Many of his books exemplified this approach including On the Road, Visions of Cody, Visions of Gerard, Big Sur, and The Subterraneans. The central features of this writing method were the ideas of breath (borrowed from Jazz and from Buddhist meditation breathing), improvising words over the inherent structures of mind and language, and not editing a single word (much of his work was edited by Donald Merriam Allen, a major figure in Beat Generation poetry who also edited some of Ginsberg’s work as well). Connected with his idea of breath was the elimination of the period, preferring to use a long, connecting dash instead. As such, the phrases occurring between dashes might resemble improvisational jazz licks. When spoken, the words might take on a certain kind of rhythm, though none of it pre-meditated.
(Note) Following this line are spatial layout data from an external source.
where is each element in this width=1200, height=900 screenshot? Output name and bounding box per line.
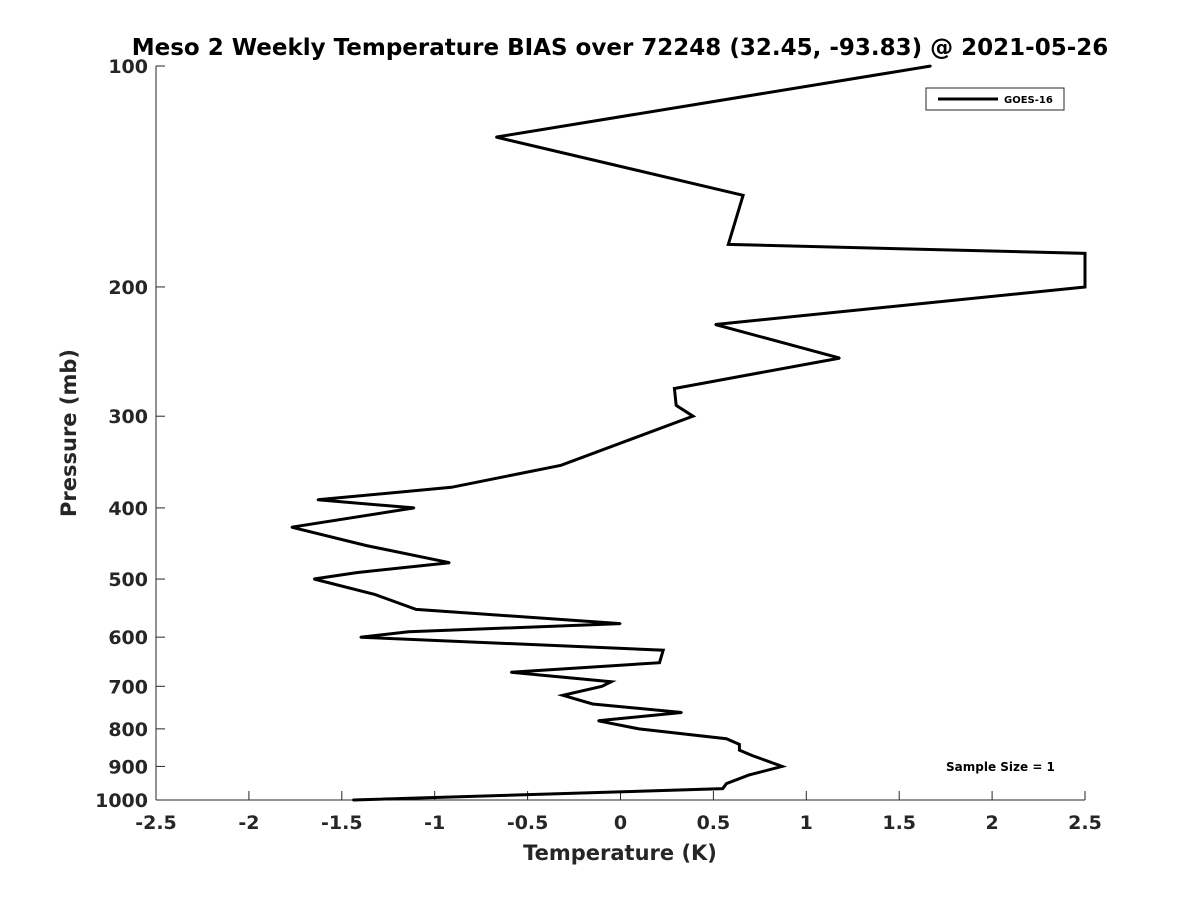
data-point [673,387,676,390]
data-point [714,323,717,326]
data-point [619,622,622,625]
data-point [725,737,728,740]
x-tick-label: 1.5 [882,812,916,834]
data-point [662,649,665,652]
x-tick-label: 2 [985,812,998,834]
x-tick-label: -2 [238,812,259,834]
data-point [597,719,600,722]
data-point [448,561,451,564]
data-point [365,544,367,547]
x-tick-label: 2.5 [1068,812,1102,834]
chart-title: Meso 2 Weekly Temperature BIAS over 7224… [132,35,1109,61]
y-tick-label: 300 [108,406,148,428]
legend-label-goes-16: GOES-16 [1004,95,1053,106]
data-point [738,749,741,752]
x-tick-label: -1.5 [321,812,363,834]
data-point [725,782,728,785]
y-tick-label: 800 [108,719,148,741]
data-point [1084,286,1086,288]
data-point [450,486,453,489]
data-point [747,774,750,777]
data-point [680,711,683,714]
data-point [751,754,754,757]
data-point [509,671,512,674]
data-point [781,765,784,768]
x-tick-label: -1 [424,812,445,834]
data-point [721,787,724,790]
data-point [600,685,603,688]
y-axis-label: Pressure (mb) [57,349,81,517]
x-tick-label: 0 [614,812,627,834]
series-group [290,64,1087,802]
data-point [407,630,410,633]
y-tick-label: 100 [108,56,148,78]
data-point [617,790,620,793]
data-point [495,136,497,139]
data-point [742,194,745,197]
data-point [738,743,741,746]
y-axis-ticks: 100 200 300 400 500 600 700 800 900 1000 [95,56,165,812]
data-point [692,415,694,418]
data-point [290,526,293,529]
data-point [316,498,319,501]
legend: GOES-16 [925,87,1065,111]
data-point [413,506,416,509]
data-point [560,464,562,467]
y-tick-label: 900 [108,756,148,778]
data-point [351,799,354,801]
y-tick-label: 600 [108,627,148,649]
data-point [675,404,678,407]
y-tick-label: 200 [108,277,148,299]
data-point [561,694,564,697]
data-point [355,571,358,574]
data-point [312,578,315,580]
data-point [591,703,594,705]
data-point [374,593,377,596]
data-point [638,727,641,730]
data-point [359,636,362,639]
plot-area [156,66,1085,800]
data-point [658,661,661,664]
x-tick-label: 1 [800,812,813,834]
data-point [610,680,613,683]
data-point [929,65,932,67]
x-tick-label: 0.5 [697,812,731,834]
y-tick-label: 700 [108,676,148,698]
data-point [838,357,841,360]
x-axis-ticks: -2.5 -2 -1.5 -1 -0.5 0 0.5 1 1.5 2 2.5 [135,791,1102,834]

Kerouac greatly admired Gary Snyder, many of whose ideas influenced him. The Dharma Bums contains accounts of a mountain climbing trip Kerouac took with Snyder, and also whole paragraphs from letters Snyder had written to Kerouac. While living with Snyder outside Mill Valley, California in 1956, Kerouac was working on a book centering around Snyder, which he was thinking of calling Visions of Gary. (This eventually became Dharma Bums, which Kerouac described as “mostly about [Snyder]”.) That summer, Kerouac took a job as a fire lookout on Desolation Peak in the North Cascades in Washington, after hearing Snyder’s and Philip Whalen’s accounts of their own lookout stints. Kerouac described the experience in his novel Desolation Angels.
Desolation Angels, by the way, is my favorite Kerouac novel — and I do believe I’ve read them all.
I don’t care what anyone says about his place in the literary pantheon: Jack Kerouac was an original from head to toe, and I’m glad I went through a life-phase with him at the center.